2. This area should be taken from both Turkish and Russian territory. The wars of the Nineteenth century divided the proper Armenian land between these two empires.
3. The Armenians are entitled to an amount of Turkish territory which takes into account their losses by the massacres of 1894-6, 1908-9, and 1915-16. These losses may be estimated at one million. [This estimate of Armenian losses by mandate in the past thirty years is especially valuable in the light of conflicting statements]
4. They should not be given an excessive amount of Turkish territory, if their state is to be practicable.
5. The proposed large Armenia, to extend from the Black Sea to the Mediterranean, is probably impossible of realization, and therefore should not be planned for. It encounters all the objections previously mentioned.
6. On the contrary, an Armenia reduced to the Armenian highlands in both Turkey and Russia, with an outlet on the Black Sea, would have a good chance of establishment and continuance.
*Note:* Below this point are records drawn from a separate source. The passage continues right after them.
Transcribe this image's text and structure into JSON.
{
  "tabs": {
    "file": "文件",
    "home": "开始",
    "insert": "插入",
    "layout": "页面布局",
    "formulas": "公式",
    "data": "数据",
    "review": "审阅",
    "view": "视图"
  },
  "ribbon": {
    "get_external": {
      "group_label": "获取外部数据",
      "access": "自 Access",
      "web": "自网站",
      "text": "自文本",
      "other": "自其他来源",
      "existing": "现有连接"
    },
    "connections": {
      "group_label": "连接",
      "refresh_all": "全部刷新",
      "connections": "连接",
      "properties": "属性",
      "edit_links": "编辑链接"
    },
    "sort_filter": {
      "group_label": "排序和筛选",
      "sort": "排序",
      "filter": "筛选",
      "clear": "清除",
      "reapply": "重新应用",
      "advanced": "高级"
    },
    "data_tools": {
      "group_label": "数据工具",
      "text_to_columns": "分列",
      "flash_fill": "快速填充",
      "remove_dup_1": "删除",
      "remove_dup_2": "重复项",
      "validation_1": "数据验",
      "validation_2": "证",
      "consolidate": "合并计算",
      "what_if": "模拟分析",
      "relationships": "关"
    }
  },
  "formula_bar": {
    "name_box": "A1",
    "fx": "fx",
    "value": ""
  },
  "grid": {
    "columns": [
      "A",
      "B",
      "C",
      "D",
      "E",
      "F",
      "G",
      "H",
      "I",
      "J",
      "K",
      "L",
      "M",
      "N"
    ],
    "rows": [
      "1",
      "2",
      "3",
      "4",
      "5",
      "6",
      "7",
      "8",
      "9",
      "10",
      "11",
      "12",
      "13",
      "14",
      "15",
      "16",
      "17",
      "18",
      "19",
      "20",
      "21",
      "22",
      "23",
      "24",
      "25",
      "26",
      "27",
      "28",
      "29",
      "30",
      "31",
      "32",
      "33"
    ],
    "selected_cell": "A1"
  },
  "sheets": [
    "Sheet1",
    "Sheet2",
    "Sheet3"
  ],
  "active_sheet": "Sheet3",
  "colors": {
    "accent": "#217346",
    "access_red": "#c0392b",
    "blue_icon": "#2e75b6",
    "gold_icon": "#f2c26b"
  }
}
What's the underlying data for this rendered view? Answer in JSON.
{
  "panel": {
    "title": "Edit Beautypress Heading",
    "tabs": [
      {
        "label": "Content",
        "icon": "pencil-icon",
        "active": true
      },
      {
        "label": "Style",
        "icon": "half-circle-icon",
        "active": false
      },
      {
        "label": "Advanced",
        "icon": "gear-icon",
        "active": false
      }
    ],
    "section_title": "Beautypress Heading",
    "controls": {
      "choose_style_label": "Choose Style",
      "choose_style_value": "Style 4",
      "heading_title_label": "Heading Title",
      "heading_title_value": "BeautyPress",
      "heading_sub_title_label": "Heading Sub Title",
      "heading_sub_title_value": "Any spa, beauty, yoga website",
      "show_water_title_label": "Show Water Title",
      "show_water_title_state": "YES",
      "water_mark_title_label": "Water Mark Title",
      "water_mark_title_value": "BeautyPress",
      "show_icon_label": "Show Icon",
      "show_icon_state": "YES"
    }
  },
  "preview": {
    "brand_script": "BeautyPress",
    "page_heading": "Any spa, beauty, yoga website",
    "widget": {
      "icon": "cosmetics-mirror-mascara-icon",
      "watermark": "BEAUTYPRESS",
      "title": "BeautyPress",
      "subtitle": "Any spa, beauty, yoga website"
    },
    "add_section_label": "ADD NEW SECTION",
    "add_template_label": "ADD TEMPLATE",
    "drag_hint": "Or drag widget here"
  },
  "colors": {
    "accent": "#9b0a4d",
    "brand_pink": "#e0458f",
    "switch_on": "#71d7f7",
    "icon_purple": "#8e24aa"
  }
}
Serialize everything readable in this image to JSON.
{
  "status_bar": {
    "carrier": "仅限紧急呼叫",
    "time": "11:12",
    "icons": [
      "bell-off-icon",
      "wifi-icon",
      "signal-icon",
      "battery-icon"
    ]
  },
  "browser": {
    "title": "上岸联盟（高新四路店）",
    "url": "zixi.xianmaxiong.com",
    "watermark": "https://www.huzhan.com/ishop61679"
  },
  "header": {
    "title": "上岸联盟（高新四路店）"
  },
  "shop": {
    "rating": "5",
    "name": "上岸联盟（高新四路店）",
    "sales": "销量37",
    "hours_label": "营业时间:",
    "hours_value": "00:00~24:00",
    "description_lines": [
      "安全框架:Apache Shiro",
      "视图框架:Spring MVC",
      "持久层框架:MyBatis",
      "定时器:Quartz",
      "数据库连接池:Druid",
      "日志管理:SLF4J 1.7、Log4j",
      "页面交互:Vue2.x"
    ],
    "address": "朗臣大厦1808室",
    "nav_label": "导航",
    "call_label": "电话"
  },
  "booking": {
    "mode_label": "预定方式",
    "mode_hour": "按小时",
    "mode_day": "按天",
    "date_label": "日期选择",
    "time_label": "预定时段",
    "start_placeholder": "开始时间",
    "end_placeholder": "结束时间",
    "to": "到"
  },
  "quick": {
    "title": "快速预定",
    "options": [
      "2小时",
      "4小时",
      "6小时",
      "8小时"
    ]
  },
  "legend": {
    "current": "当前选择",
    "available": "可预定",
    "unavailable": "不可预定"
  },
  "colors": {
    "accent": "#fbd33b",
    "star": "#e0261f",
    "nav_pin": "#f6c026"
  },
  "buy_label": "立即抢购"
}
The Turkish area which the Russians held in 1917 may be taken approximately as the Turkish portion of this "small Armenia," and the present territory of Russian Armenia as the remainder. Engineers could overcome the physical obstacles to internal and external communication.
7. All this is argued with the best interests of the Armenians in mind, on the basis of genuine friendliness toward them, and of concern to give them a real and not an illusory opportunity. They are in genuine danger of grasping at too much and losing all.
If they establish themselves securely in the more restricted area, and if Anatolia fails to develop as a well knit and successful states there is no reason why the question should not be resumed later of connecting Cilicia with Armenia.